Ohtani is among several players going into their final seasons before they are eligible for free agency. There is still time for signatures and press conferences before opening day, but history shows a new contract becomes less likely once the real games begin.

There is no real precedent for placing a value on Ohtani’s remarkable skills, especially after baseball’s epic offseason spending spree. And that doesn’t factor in the potential business opportunities that go along with the majors’ only truly global star.

Ohtani hit .273 with 34 homers and 95 RBIs last season in his fifth year with the Los Angeles Angels. The 2021 AL MVP also went 15-9 with a 2.33 ERA in 28 starts on the mound.

He prepared for this season by leading Japan to the World Baseball Classic championship, striking out fellow Angels star Mike Trout for the final out in a 3-2 victory over the United States in the final.

Ohtani, who turns 29 in July, could set multiple records with his next contract, likely in the neighborhood of a $45 million average annual value and quite possibly reaching $500 million in total.

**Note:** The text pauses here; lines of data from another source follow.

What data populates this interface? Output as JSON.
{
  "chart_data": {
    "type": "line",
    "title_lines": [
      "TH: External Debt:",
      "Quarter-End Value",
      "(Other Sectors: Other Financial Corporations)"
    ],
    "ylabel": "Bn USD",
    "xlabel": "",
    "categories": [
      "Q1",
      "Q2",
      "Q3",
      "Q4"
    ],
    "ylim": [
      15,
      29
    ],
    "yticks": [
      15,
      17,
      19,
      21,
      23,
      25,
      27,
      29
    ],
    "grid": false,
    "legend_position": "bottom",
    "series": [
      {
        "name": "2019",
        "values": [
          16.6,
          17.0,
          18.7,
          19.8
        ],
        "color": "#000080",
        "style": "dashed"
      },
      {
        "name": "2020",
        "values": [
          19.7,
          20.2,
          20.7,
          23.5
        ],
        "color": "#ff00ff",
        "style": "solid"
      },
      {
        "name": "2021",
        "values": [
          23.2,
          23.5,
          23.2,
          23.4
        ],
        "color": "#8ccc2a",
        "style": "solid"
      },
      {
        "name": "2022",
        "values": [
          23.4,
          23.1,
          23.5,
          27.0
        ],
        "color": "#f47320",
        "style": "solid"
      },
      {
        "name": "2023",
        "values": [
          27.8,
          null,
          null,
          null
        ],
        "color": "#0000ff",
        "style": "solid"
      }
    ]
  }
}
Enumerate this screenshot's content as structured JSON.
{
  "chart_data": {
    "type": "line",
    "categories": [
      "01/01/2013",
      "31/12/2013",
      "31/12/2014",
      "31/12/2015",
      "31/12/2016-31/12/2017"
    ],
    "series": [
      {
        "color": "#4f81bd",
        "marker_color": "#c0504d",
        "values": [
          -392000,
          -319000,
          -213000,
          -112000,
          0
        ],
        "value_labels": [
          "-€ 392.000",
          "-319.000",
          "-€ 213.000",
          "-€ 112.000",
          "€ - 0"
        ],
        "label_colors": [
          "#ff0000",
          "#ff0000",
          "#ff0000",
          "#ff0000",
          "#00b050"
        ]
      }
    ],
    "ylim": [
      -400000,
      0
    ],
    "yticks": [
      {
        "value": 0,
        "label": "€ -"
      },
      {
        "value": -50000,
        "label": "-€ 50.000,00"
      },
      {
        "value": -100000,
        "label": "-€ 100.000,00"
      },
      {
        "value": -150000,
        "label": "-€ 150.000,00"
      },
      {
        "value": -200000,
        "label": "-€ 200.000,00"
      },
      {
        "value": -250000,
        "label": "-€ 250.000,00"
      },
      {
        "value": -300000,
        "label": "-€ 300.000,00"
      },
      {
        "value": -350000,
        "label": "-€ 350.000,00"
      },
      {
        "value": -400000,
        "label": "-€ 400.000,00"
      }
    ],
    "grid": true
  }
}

If the Angels drop out of contention in the rough-and-tumble AL West, Ohtani likely becomes the top name on the trade market this summer. If the Angels are in the mix for the playoffs, the pressure builds on the team to get something done before possibly losing Ohtani in free agency for nothing more than a compensatory draft pick.

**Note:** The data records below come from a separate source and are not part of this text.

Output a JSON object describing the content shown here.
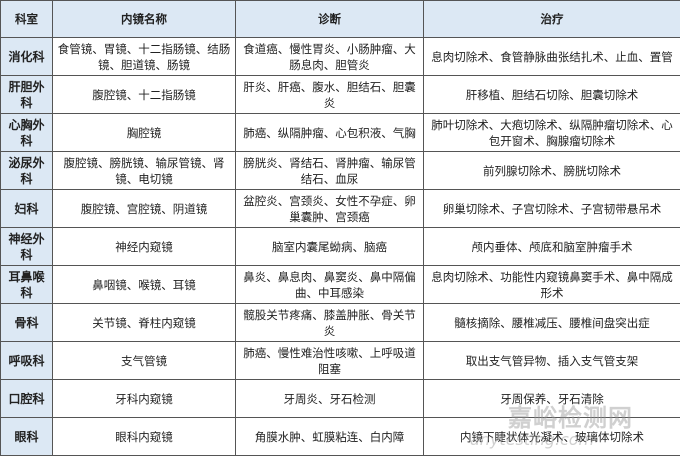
{
  "table": {
    "headers": [
      "科室",
      "内镜名称",
      "诊断",
      "治疗"
    ],
    "rows": [
      {
        "dept": "消化科",
        "scope": "食管镜、胃镜、十二指肠镜、结肠镜、胆道镜、肠镜",
        "diagnosis": "食道癌、慢性胃炎、小肠肿瘤、大肠息肉、胆管炎",
        "treatment": "息肉切除术、食管静脉曲张结扎术、止血、置管"
      },
      {
        "dept": "肝胆外科",
        "scope": "腹腔镜、十二指肠镜",
        "diagnosis": "肝炎、肝癌、腹水、胆结石、胆囊炎",
        "treatment": "肝移植、胆结石切除、胆囊切除术"
      },
      {
        "dept": "心胸外科",
        "scope": "胸腔镜",
        "diagnosis": "肺癌、纵隔肿瘤、心包积液、气胸",
        "treatment": "肺叶切除术、大疱切除术、纵隔肿瘤切除术、心包开窗术、胸腺瘤切除术"
      },
      {
        "dept": "泌尿外科",
        "scope": "腹腔镜、膀胱镜、输尿管镜、肾镜、电切镜",
        "diagnosis": "膀胱炎、肾结石、肾肿瘤、输尿管结石、血尿",
        "treatment": "前列腺切除术、膀胱切除术"
      },
      {
        "dept": "妇科",
        "scope": "腹腔镜、宫腔镜、阴道镜",
        "diagnosis": "盆腔炎、宫颈炎、女性不孕症、卵巢囊肿、宫颈癌",
        "treatment": "卵巢切除术、子宫切除术、子宫韧带悬吊术"
      },
      {
        "dept": "神经外科",
        "scope": "神经内窥镜",
        "diagnosis": "脑室内囊尾蚴病、脑癌",
        "treatment": "颅内垂体、颅底和脑室肿瘤手术"
      },
      {
        "dept": "耳鼻喉科",
        "scope": "鼻咽镜、喉镜、耳镜",
        "diagnosis": "鼻炎、鼻息肉、鼻窦炎、鼻中隔偏曲、中耳感染",
        "treatment": "息肉切除术、功能性内窥镜鼻窦手术、鼻中隔成形术"
      },
      {
        "dept": "骨科",
        "scope": "关节镜、脊柱内窥镜",
        "diagnosis": "髋股关节疼痛、膝盖肿胀、骨关节炎",
        "treatment": "髓核摘除、腰椎减压、腰椎间盘突出症"
      },
      {
        "dept": "呼吸科",
        "scope": "支气管镜",
        "diagnosis": "肺癌、慢性难治性咳嗽、上呼吸道阻塞",
        "treatment": "取出支气管异物、插入支气管支架"
      },
      {
        "dept": "口腔科",
        "scope": "牙科内窥镜",
        "diagnosis": "牙周炎、牙石检测",
        "treatment": "牙周保养、牙石清除"
      },
      {
        "dept": "眼科",
        "scope": "眼科内窥镜",
        "diagnosis": "角膜水肿、虹膜粘连、白内障",
        "treatment": "内镜下睫状体光凝术、玻璃体切除术"
      }
    ]
  },
  "watermark": {
    "text": "嘉峪检测网",
    "url": "anytesting.com"
  }
}
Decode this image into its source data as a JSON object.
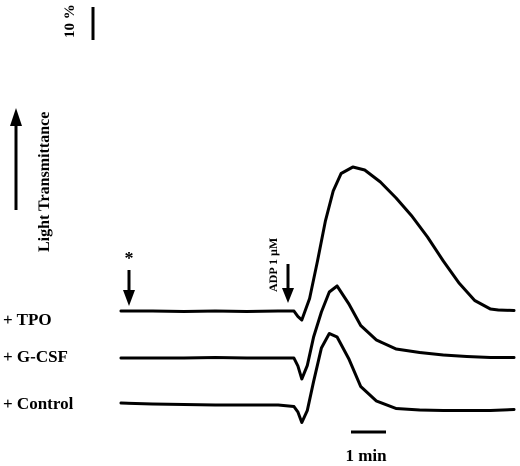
{
  "chart_data": {
    "type": "line",
    "title": "",
    "ylabel": "Light Transmittance",
    "scale_bar_y": "10 %",
    "scale_bar_x": "1 min",
    "annotations": {
      "star": "*",
      "agonist": "ADP 1 µM"
    },
    "series": [
      {
        "name": "+ TPO",
        "x": [
          0,
          0.4,
          0.8,
          1.2,
          1.6,
          2.0,
          2.2,
          2.25,
          2.3,
          2.4,
          2.5,
          2.6,
          2.7,
          2.8,
          2.95,
          3.1,
          3.3,
          3.5,
          3.7,
          3.9,
          4.1,
          4.3,
          4.5,
          4.7,
          4.8,
          5.0
        ],
        "y": [
          0,
          0,
          -0.1,
          0,
          -0.1,
          0,
          0,
          -1.1,
          -1.8,
          2.5,
          10,
          18,
          24,
          27.5,
          28.8,
          28.2,
          25.8,
          22.6,
          19,
          14.8,
          10,
          5.6,
          2.1,
          0.4,
          0.2,
          0.1
        ]
      },
      {
        "name": "+ G-CSF",
        "x": [
          0,
          0.4,
          0.8,
          1.2,
          1.6,
          2.0,
          2.2,
          2.25,
          2.3,
          2.37,
          2.45,
          2.55,
          2.65,
          2.75,
          2.9,
          3.05,
          3.25,
          3.5,
          3.8,
          4.1,
          4.4,
          4.7,
          5.0
        ],
        "y": [
          0,
          0,
          0,
          0.1,
          0,
          0,
          0,
          -1.6,
          -4.2,
          -1.5,
          4.2,
          9.2,
          13.2,
          14.4,
          10.8,
          6.5,
          3.6,
          1.8,
          1.1,
          0.6,
          0.3,
          0.1,
          0.1
        ]
      },
      {
        "name": "+ Control",
        "x": [
          0,
          0.4,
          0.8,
          1.2,
          1.6,
          2.0,
          2.2,
          2.25,
          2.3,
          2.37,
          2.45,
          2.55,
          2.65,
          2.75,
          2.9,
          3.05,
          3.25,
          3.5,
          3.8,
          4.1,
          4.4,
          4.7,
          5.0
        ],
        "y": [
          0,
          -0.2,
          -0.3,
          -0.4,
          -0.4,
          -0.4,
          -0.7,
          -1.8,
          -3.9,
          -1.5,
          4.3,
          11,
          13.9,
          13.2,
          8.8,
          3.3,
          0.4,
          -1.1,
          -1.4,
          -1.5,
          -1.5,
          -1.5,
          -1.3
        ]
      }
    ]
  }
}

So yeah, definitely high stakes with Ohtani and the Angels.

Here is a closer look at five more players eligible for free agency after this season:

RHP Aaron Nola, PHILADELPHIA PHILLIES

Nola, who turns 30 in June, went 11-13 with a 3.25 ERA in 32 starts for Philadelphia last year. He also had a career-best 235 strikeouts in 205 innings for the NL champions.

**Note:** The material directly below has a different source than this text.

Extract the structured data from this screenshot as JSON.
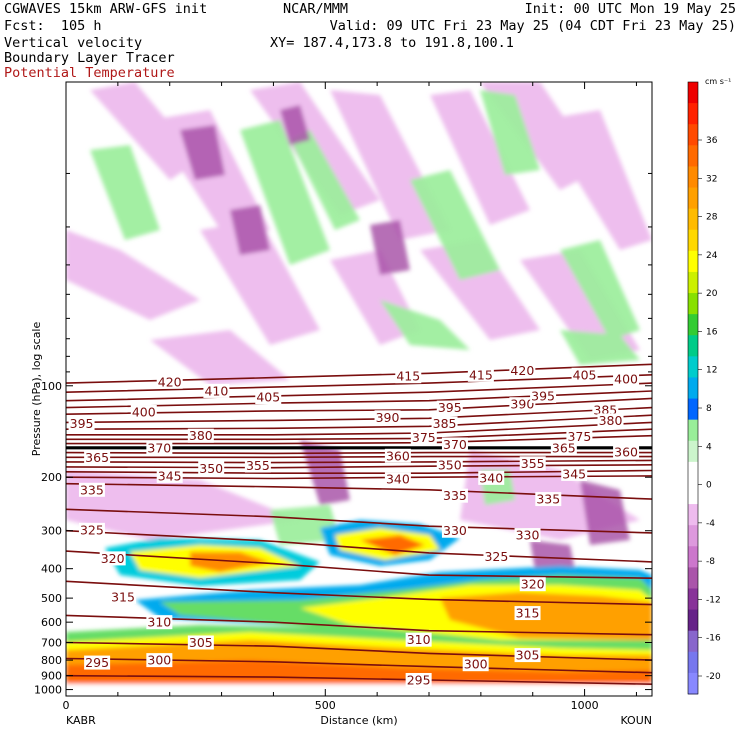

Nola was selected by the Phillies with the seventh overall pick in the 2014 amateur draft. There were extension talks during spring training, but it didn’t work out.

“We are very open-minded to trying to sign him at the end of the season,” President of Baseball Operations Dave Dombrowski said. “We’re hopeful that he’ll remain a Phillie for a long time.”

3B Matt Chapman, TORONTO BLUE JAYS

Chapman hit 36 homers and drove in 91 runs for Oakland in 2019. He hasn’t been able to duplicate that production, but the three-time Gold Glover finished with 27 homers and 76 RBIs in 155 games last year in his first season with Toronto.

Chapman turns 30 on April 28. Long one of the game’s top fielding third basemen, he is represented by Scott Boras, who generally takes his clients to free agency.

OF TEOSCAR HERNÁNDEZ, SEATTLE MARINERS

Hernández was acquired in a November trade with Toronto. He hit .267 with 25 homers and 77 RBIs in his final year with the Blue Jays. He was terrific in 2021, batting .296 with 32 homers, 116 RBIs and a .870 OPS.

The change of scenery could help the 30-year-old Hernández set himself up for a big payday. He is a .357 hitter with three homers and seven RBIs in 16 games at Seattle’s T-Mobile Park.

OF Ian Happ, CHICAGO CUBS

The switch-hitting Happ is coming off perhaps his best big league season, setting career highs with a .271 batting average, 72 RBIs and 42 doubles in 158 games. He also won his first Gold Glove and made the NL All-Star team for the first time.

Chicago had struggled to re-sign its own players in recent years, but it agreed to a $35 million, three-year contract with infielder Nico Hoerner on Monday. The 28-year-old Happ, a first-round pick in the 2015 amateur draft, is on the executive subcommittee for the players’ union.

LHP JULIO URÍAS, LOS ANGELES DODGERS

Urías, who turns 27 in August, likely will have plenty of suitors if he reaches free agency. He went 17-7 with an NL-low 2.16 ERA in 31 starts for the NL West champions in 2022, finishing third in NL Cy Young Award balloting. That’s after he went 20-3 with a 2.96 ERA in the previous season.

Urías also is a Boras client, but the Dodgers have one of the majors’ biggest payrolls. Los Angeles also could make a run at Ohtani, which could factor into its discussions with Urías’ camp.